For detailed documentation on `element-array-ephys`:

[`DataJoint Element for Extracellular Electrophysiology  - Documentation`](https://datajoint.com/docs/elements/element-array-ephys/)

For detailed documentation and tutorials on general DataJoint principles that support collaboration, automation, reproducibility, and visualizations:

[`DataJoint for Python - Interactive Tutorials`](https://github.com/datajoint/datajoint-tutorials) covers fundamentals, including table tiers, query operations, fetch operations, automated computations with the make function, and more.

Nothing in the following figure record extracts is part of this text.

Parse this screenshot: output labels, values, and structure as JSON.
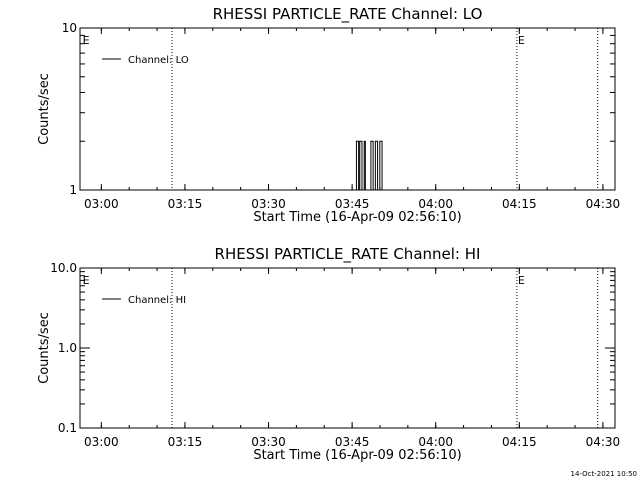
{
  "chart_data": [
    {
      "type": "line",
      "title": "RHESSI PARTICLE_RATE Channel: LO",
      "xlabel": "Start Time (16-Apr-09 02:56:10)",
      "ylabel": "Counts/sec",
      "x_unit": "minutes after 02:56:10",
      "xlim": [
        0,
        96
      ],
      "ylim": [
        1,
        10
      ],
      "yscale": "log",
      "yticks": [
        1,
        10
      ],
      "ytick_labels": [
        "1",
        "10"
      ],
      "xtick_labels": [
        "03:00",
        "03:15",
        "03:30",
        "03:45",
        "04:00",
        "04:15",
        "04:30"
      ],
      "xtick_times": [
        3.83,
        18.83,
        33.83,
        48.83,
        63.83,
        78.83,
        93.83
      ],
      "legend": {
        "position": "top-left",
        "entries": [
          "Channel: LO"
        ]
      },
      "vlines": [
        16.5,
        78.4,
        92.9
      ],
      "markers": [
        {
          "text": "E",
          "x": 0.3
        },
        {
          "text": "E",
          "x": 78.4
        }
      ],
      "grid": false,
      "series": [
        {
          "name": "Channel: LO",
          "x": [
            49.6,
            49.6,
            50.0,
            50.0,
            50.2,
            50.2,
            50.6,
            50.6,
            51.0,
            51.0,
            51.2,
            51.2,
            52.2,
            52.2,
            52.6,
            52.6,
            53.0,
            53.0,
            53.4,
            53.4,
            53.8,
            53.8,
            54.2,
            54.2,
            54.6
          ],
          "y": [
            1,
            2,
            2,
            1,
            1,
            2,
            2,
            1,
            1,
            2,
            2,
            1,
            1,
            2,
            2,
            1,
            1,
            2,
            2,
            1,
            1,
            2,
            2,
            1,
            1
          ]
        }
      ]
    },
    {
      "type": "line",
      "title": "RHESSI PARTICLE_RATE Channel: HI",
      "xlabel": "Start Time (16-Apr-09 02:56:10)",
      "ylabel": "Counts/sec",
      "x_unit": "minutes after 02:56:10",
      "xlim": [
        0,
        96
      ],
      "ylim": [
        0.1,
        10
      ],
      "yscale": "log",
      "yticks": [
        0.1,
        1,
        10
      ],
      "ytick_labels": [
        "0.1",
        "1.0",
        "10.0"
      ],
      "xtick_labels": [
        "03:00",
        "03:15",
        "03:30",
        "03:45",
        "04:00",
        "04:15",
        "04:30"
      ],
      "xtick_times": [
        3.83,
        18.83,
        33.83,
        48.83,
        63.83,
        78.83,
        93.83
      ],
      "legend": {
        "position": "top-left",
        "entries": [
          "Channel: HI"
        ]
      },
      "vlines": [
        16.5,
        78.4,
        92.9
      ],
      "markers": [
        {
          "text": "E",
          "x": 0.3
        },
        {
          "text": "E",
          "x": 78.4
        }
      ],
      "grid": false,
      "series": [
        {
          "name": "Channel: HI",
          "x": [],
          "y": []
        }
      ]
    }
  ],
  "footer": {
    "timestamp": "14-Oct-2021 10:50"
  }
}
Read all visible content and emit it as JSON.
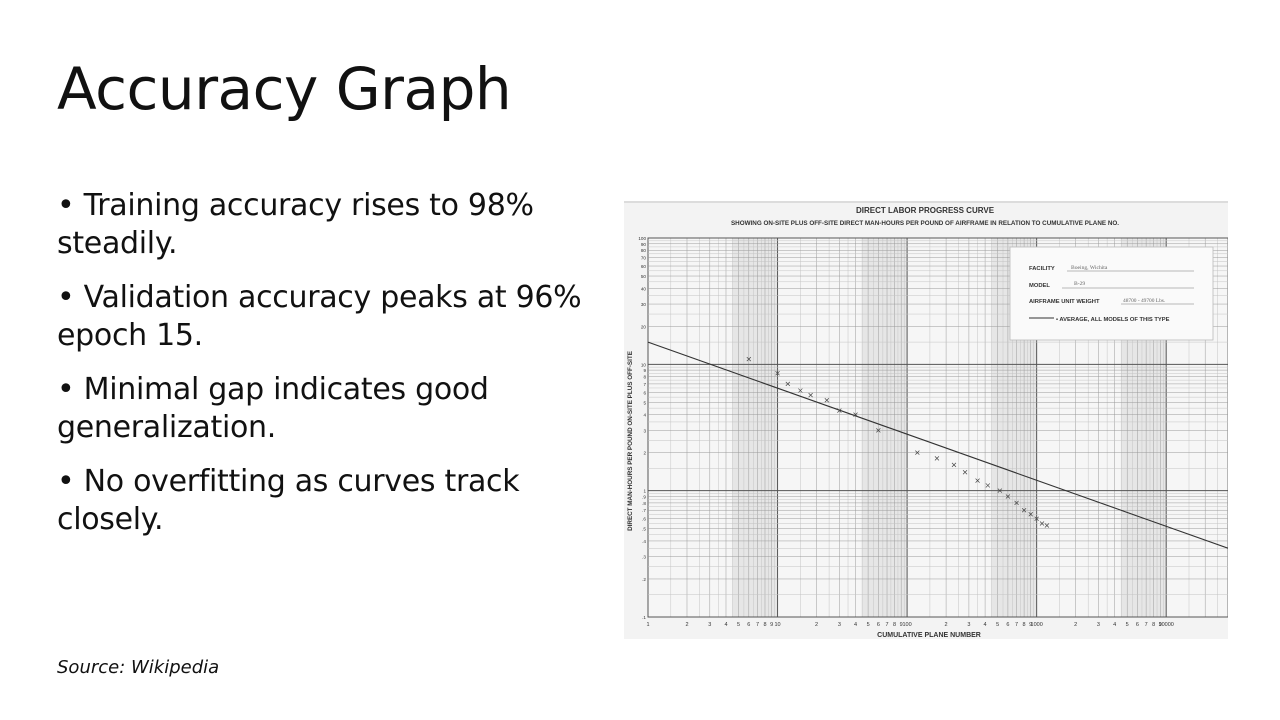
{
  "slide": {
    "title": "Accuracy Graph",
    "bullets": [
      "• Training accuracy rises to 98% steadily.",
      "• Validation accuracy peaks at 96% epoch 15.",
      "• Minimal gap indicates good generalization.",
      "• No overfitting as curves track closely."
    ],
    "source": "Source: Wikipedia"
  },
  "chart_data": {
    "type": "scatter",
    "title": "DIRECT LABOR PROGRESS CURVE",
    "subtitle": "SHOWING ON-SITE PLUS OFF-SITE DIRECT MAN-HOURS PER POUND OF AIRFRAME IN RELATION TO CUMULATIVE PLANE NO.",
    "xlabel": "CUMULATIVE PLANE NUMBER",
    "ylabel": "DIRECT MAN-HOURS PER POUND ON-SITE PLUS OFF-SITE",
    "xscale": "log",
    "yscale": "log",
    "xlim": [
      1,
      30000
    ],
    "ylim": [
      0.1,
      100
    ],
    "x_tick_labels": [
      "1",
      "2",
      "3",
      "4",
      "5",
      "6",
      "7",
      "8",
      "9",
      "10",
      "2",
      "3",
      "4",
      "5",
      "6",
      "7",
      "8",
      "9",
      "100",
      "2",
      "3",
      "4",
      "5",
      "6",
      "7",
      "8",
      "9",
      "1000",
      "2",
      "3",
      "4",
      "5",
      "6",
      "7",
      "8",
      "9",
      "10000"
    ],
    "y_tick_labels": [
      ".1",
      ".2",
      ".3",
      ".4",
      ".5",
      ".6",
      ".7",
      ".8",
      ".9",
      "1",
      "2",
      "3",
      "4",
      "5",
      "6",
      "7",
      "8",
      "9",
      "10",
      "20",
      "30",
      "40",
      "50",
      "60",
      "70",
      "80",
      "90",
      "100"
    ],
    "grid": true,
    "series": [
      {
        "name": "AVERAGE, ALL MODELS OF THIS TYPE",
        "kind": "line",
        "x": [
          1,
          30000
        ],
        "y": [
          15,
          0.35
        ]
      },
      {
        "kind": "scatter",
        "marker": "x",
        "x": [
          6,
          10,
          12,
          15,
          18,
          24,
          30,
          40,
          60,
          120,
          170,
          230,
          280,
          350,
          420,
          520,
          600,
          700,
          800,
          900,
          1000,
          1100,
          1200
        ],
        "y": [
          11,
          8.5,
          7,
          6.2,
          5.7,
          5.2,
          4.3,
          4,
          3,
          2,
          1.8,
          1.6,
          1.4,
          1.2,
          1.1,
          1.0,
          0.9,
          0.8,
          0.7,
          0.65,
          0.6,
          0.55,
          0.53
        ]
      }
    ],
    "legend": {
      "position": "top-right",
      "facility_label": "FACILITY",
      "facility_value": "Boeing, Wichita",
      "model_label": "MODEL",
      "model_value": "B-29",
      "weight_label": "AIRFRAME UNIT WEIGHT",
      "weight_value": "48700 - 49700 Lbs.",
      "line_label": "• AVERAGE, ALL MODELS OF THIS TYPE"
    }
  }
}
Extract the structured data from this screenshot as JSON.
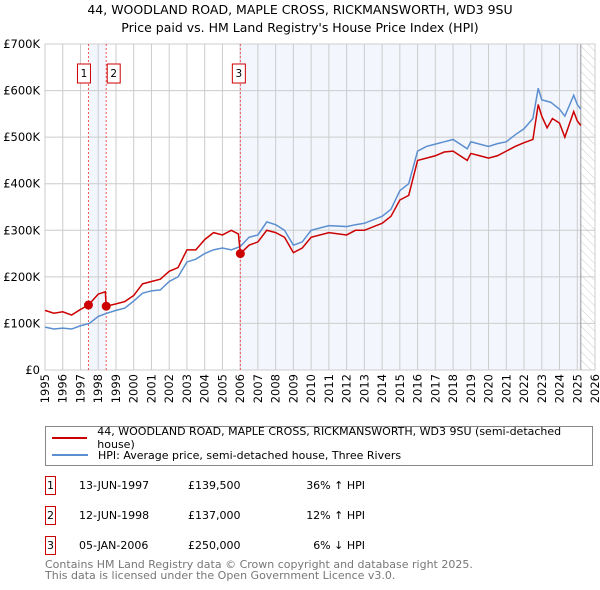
{
  "chart_data": {
    "type": "line",
    "title": "44, WOODLAND ROAD, MAPLE CROSS, RICKMANSWORTH, WD3 9SU",
    "subtitle": "Price paid vs. HM Land Registry's House Price Index (HPI)",
    "xlim": [
      1995,
      2026
    ],
    "ylim": [
      0,
      700000
    ],
    "x_ticks": [
      "1995",
      "1996",
      "1997",
      "1998",
      "1999",
      "2000",
      "2001",
      "2002",
      "2003",
      "2004",
      "2005",
      "2006",
      "2007",
      "2008",
      "2009",
      "2010",
      "2011",
      "2012",
      "2013",
      "2014",
      "2015",
      "2016",
      "2017",
      "2018",
      "2019",
      "2020",
      "2021",
      "2022",
      "2023",
      "2024",
      "2025",
      "2026"
    ],
    "y_ticks": [
      {
        "v": 0,
        "l": "£0"
      },
      {
        "v": 100000,
        "l": "£100K"
      },
      {
        "v": 200000,
        "l": "£200K"
      },
      {
        "v": 300000,
        "l": "£300K"
      },
      {
        "v": 400000,
        "l": "£400K"
      },
      {
        "v": 500000,
        "l": "£500K"
      },
      {
        "v": 600000,
        "l": "£600K"
      },
      {
        "v": 700000,
        "l": "£700K"
      }
    ],
    "grid": true,
    "shaded_ranges": [
      [
        1997.45,
        1998.45
      ],
      [
        2006.01,
        2025.2
      ]
    ],
    "forecast_from": 2025.2,
    "series": [
      {
        "name": "44, WOODLAND ROAD, MAPLE CROSS, RICKMANSWORTH, WD3 9SU (semi-detached house)",
        "color": "#cc0000",
        "points": [
          [
            1995,
            128
          ],
          [
            1995.5,
            122
          ],
          [
            1996,
            125
          ],
          [
            1996.5,
            118
          ],
          [
            1997,
            130
          ],
          [
            1997.45,
            139.5
          ],
          [
            1998,
            163
          ],
          [
            1998.4,
            168
          ],
          [
            1998.45,
            137
          ],
          [
            1999,
            142
          ],
          [
            1999.5,
            147
          ],
          [
            2000,
            160
          ],
          [
            2000.5,
            185
          ],
          [
            2001,
            190
          ],
          [
            2001.5,
            195
          ],
          [
            2002,
            212
          ],
          [
            2002.5,
            220
          ],
          [
            2003,
            258
          ],
          [
            2003.5,
            258
          ],
          [
            2004,
            280
          ],
          [
            2004.5,
            295
          ],
          [
            2005,
            290
          ],
          [
            2005.5,
            300
          ],
          [
            2005.9,
            292
          ],
          [
            2006.01,
            250
          ],
          [
            2006.5,
            268
          ],
          [
            2007,
            275
          ],
          [
            2007.5,
            300
          ],
          [
            2008,
            295
          ],
          [
            2008.5,
            285
          ],
          [
            2009,
            252
          ],
          [
            2009.5,
            262
          ],
          [
            2010,
            285
          ],
          [
            2011,
            295
          ],
          [
            2012,
            290
          ],
          [
            2012.5,
            300
          ],
          [
            2013,
            300
          ],
          [
            2014,
            315
          ],
          [
            2014.5,
            330
          ],
          [
            2015,
            365
          ],
          [
            2015.5,
            375
          ],
          [
            2016,
            450
          ],
          [
            2016.5,
            455
          ],
          [
            2017,
            460
          ],
          [
            2017.5,
            468
          ],
          [
            2018,
            470
          ],
          [
            2018.8,
            450
          ],
          [
            2019,
            465
          ],
          [
            2019.5,
            460
          ],
          [
            2020,
            455
          ],
          [
            2020.5,
            460
          ],
          [
            2021,
            470
          ],
          [
            2021.5,
            480
          ],
          [
            2022,
            488
          ],
          [
            2022.5,
            495
          ],
          [
            2022.8,
            570
          ],
          [
            2023,
            545
          ],
          [
            2023.3,
            520
          ],
          [
            2023.6,
            540
          ],
          [
            2024,
            530
          ],
          [
            2024.3,
            500
          ],
          [
            2024.8,
            555
          ],
          [
            2025,
            535
          ],
          [
            2025.2,
            525
          ]
        ]
      },
      {
        "name": "HPI: Average price, semi-detached house, Three Rivers",
        "color": "#5b8fd0",
        "points": [
          [
            1995,
            92
          ],
          [
            1995.5,
            88
          ],
          [
            1996,
            90
          ],
          [
            1996.5,
            88
          ],
          [
            1997,
            95
          ],
          [
            1997.5,
            100
          ],
          [
            1998,
            115
          ],
          [
            1998.5,
            122
          ],
          [
            1999,
            128
          ],
          [
            1999.5,
            133
          ],
          [
            2000,
            148
          ],
          [
            2000.5,
            165
          ],
          [
            2001,
            170
          ],
          [
            2001.5,
            172
          ],
          [
            2002,
            190
          ],
          [
            2002.5,
            200
          ],
          [
            2003,
            232
          ],
          [
            2003.5,
            238
          ],
          [
            2004,
            250
          ],
          [
            2004.5,
            258
          ],
          [
            2005,
            262
          ],
          [
            2005.5,
            258
          ],
          [
            2006,
            265
          ],
          [
            2006.5,
            285
          ],
          [
            2007,
            290
          ],
          [
            2007.5,
            318
          ],
          [
            2008,
            312
          ],
          [
            2008.5,
            300
          ],
          [
            2009,
            268
          ],
          [
            2009.5,
            275
          ],
          [
            2010,
            300
          ],
          [
            2011,
            310
          ],
          [
            2012,
            308
          ],
          [
            2012.5,
            312
          ],
          [
            2013,
            315
          ],
          [
            2014,
            330
          ],
          [
            2014.5,
            345
          ],
          [
            2015,
            385
          ],
          [
            2015.5,
            400
          ],
          [
            2016,
            470
          ],
          [
            2016.5,
            480
          ],
          [
            2017,
            485
          ],
          [
            2017.5,
            490
          ],
          [
            2018,
            495
          ],
          [
            2018.8,
            475
          ],
          [
            2019,
            490
          ],
          [
            2019.5,
            485
          ],
          [
            2020,
            480
          ],
          [
            2020.5,
            486
          ],
          [
            2021,
            490
          ],
          [
            2021.5,
            505
          ],
          [
            2022,
            518
          ],
          [
            2022.5,
            540
          ],
          [
            2022.8,
            605
          ],
          [
            2023,
            580
          ],
          [
            2023.5,
            575
          ],
          [
            2024,
            560
          ],
          [
            2024.3,
            545
          ],
          [
            2024.8,
            590
          ],
          [
            2025,
            570
          ],
          [
            2025.2,
            560
          ]
        ]
      }
    ],
    "sales": [
      {
        "id": "1",
        "date": "13-JUN-1997",
        "x": 1997.45,
        "price": "£139,500",
        "value": 139.5,
        "hpi": "36% ↑ HPI"
      },
      {
        "id": "2",
        "date": "12-JUN-1998",
        "x": 1998.45,
        "price": "£137,000",
        "value": 137,
        "hpi": "12% ↑ HPI"
      },
      {
        "id": "3",
        "date": "05-JAN-2006",
        "x": 2006.01,
        "price": "£250,000",
        "value": 250,
        "hpi": "6% ↓ HPI"
      }
    ]
  },
  "legend": {
    "property": "44, WOODLAND ROAD, MAPLE CROSS, RICKMANSWORTH, WD3 9SU (semi-detached house)",
    "hpi": "HPI: Average price, semi-detached house, Three Rivers"
  },
  "footer": {
    "line1": "Contains HM Land Registry data © Crown copyright and database right 2025.",
    "line2": "This data is licensed under the Open Government Licence v3.0."
  }
}
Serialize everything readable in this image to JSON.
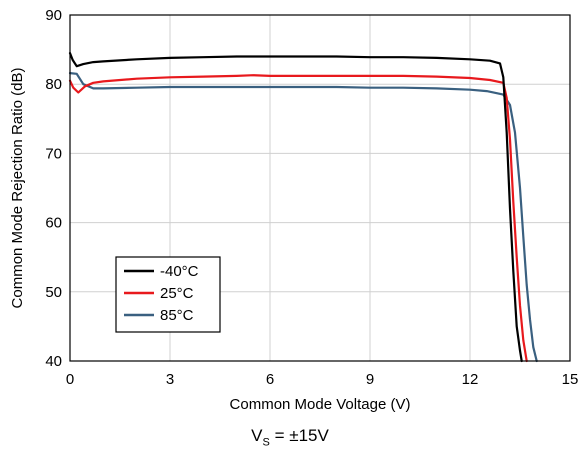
{
  "chart_data": {
    "type": "line",
    "xlabel": "Common Mode Voltage (V)",
    "ylabel": "Common Mode Rejection Ratio (dB)",
    "xlim": [
      0,
      15
    ],
    "ylim": [
      40,
      90
    ],
    "xticks": [
      0,
      3,
      6,
      9,
      12,
      15
    ],
    "yticks": [
      40,
      50,
      60,
      70,
      80,
      90
    ],
    "grid": true,
    "legend_position": "bottom-left",
    "series": [
      {
        "name": "-40°C",
        "color": "#000000",
        "x": [
          0.0,
          0.08,
          0.2,
          0.4,
          0.7,
          1.0,
          2.0,
          3.0,
          4.0,
          5.0,
          6.0,
          7.0,
          8.0,
          9.0,
          10.0,
          11.0,
          12.0,
          12.6,
          12.9,
          13.0,
          13.1,
          13.2,
          13.3,
          13.4,
          13.5,
          13.55
        ],
        "y": [
          84.5,
          83.5,
          82.6,
          82.9,
          83.2,
          83.3,
          83.6,
          83.8,
          83.9,
          84.0,
          84.0,
          84.0,
          84.0,
          83.9,
          83.9,
          83.8,
          83.6,
          83.4,
          83.0,
          81.0,
          73.0,
          62.0,
          53.0,
          45.0,
          41.5,
          40.0
        ]
      },
      {
        "name": "25°C",
        "color": "#e8191d",
        "x": [
          0.0,
          0.1,
          0.25,
          0.45,
          0.7,
          1.0,
          2.0,
          3.0,
          4.0,
          5.0,
          5.5,
          6.0,
          7.0,
          8.0,
          9.0,
          10.0,
          11.0,
          12.0,
          12.6,
          13.0,
          13.1,
          13.2,
          13.3,
          13.4,
          13.5,
          13.6,
          13.7
        ],
        "y": [
          80.5,
          79.5,
          78.8,
          79.7,
          80.2,
          80.4,
          80.8,
          81.0,
          81.1,
          81.2,
          81.3,
          81.2,
          81.2,
          81.2,
          81.2,
          81.2,
          81.1,
          80.9,
          80.6,
          80.2,
          78.0,
          72.0,
          63.0,
          55.0,
          48.0,
          43.0,
          40.0
        ]
      },
      {
        "name": "85°C",
        "color": "#3a6080",
        "x": [
          0.0,
          0.2,
          0.4,
          0.7,
          1.0,
          2.0,
          3.0,
          4.0,
          5.0,
          6.0,
          7.0,
          8.0,
          9.0,
          10.0,
          11.0,
          12.0,
          12.5,
          13.0,
          13.2,
          13.35,
          13.5,
          13.6,
          13.7,
          13.8,
          13.9,
          14.0
        ],
        "y": [
          81.6,
          81.5,
          80.0,
          79.4,
          79.4,
          79.5,
          79.6,
          79.6,
          79.6,
          79.6,
          79.6,
          79.6,
          79.5,
          79.5,
          79.4,
          79.2,
          79.0,
          78.5,
          77.0,
          73.0,
          65.0,
          58.0,
          51.0,
          46.0,
          42.0,
          40.0
        ]
      }
    ]
  },
  "caption": {
    "prefix": "V",
    "subscript": "S",
    "suffix": " = ±15V"
  }
}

[`DataJoint for Python - Documentation`](https://datajoint.com/docs/core/datajoint-python/0.14/)

#### Run this tutorial on your own data

Throughout this notebook, we've used DataJoint to work with database tables and keep
data organized and automate analyses to increase efficiency of data processing. We've
inserted data into tables, used queries to retrieve, manipulate, and visualize ephys data.

Remember, this is just the beginning. As you grow familiar with DataJoint, you'll
uncover even more ways to harness its capabilities for your specific research needs. 


To run this tutorial notebook on your own data, please use the following steps:
- Download the mysql-docker image for DataJoint and run the container according to the
  instructions provide in the repository.
- Create a fork of this repository to your GitHub account.
- Clone the repository and open the files using your IDE.
- Add a code cell immediately after the first code cell in the notebook - we will setup
  the local connection using this cell. In this cell, type in the following code. 

```python
import datajoint as dj
dj.config["database.host"] = "localhost"
dj.config["database.user"] = "<your-username>"
dj.config["database.password"] = "<your-password>"
dj.config["custom"] = {"imaging_root_data_dir": "path/to/your/data/dir",
"database_prefix": "<your-username_>"}
dj.config.save_local()
dj.conn()
```

- Run this code block above and proceed with the rest of the notebook.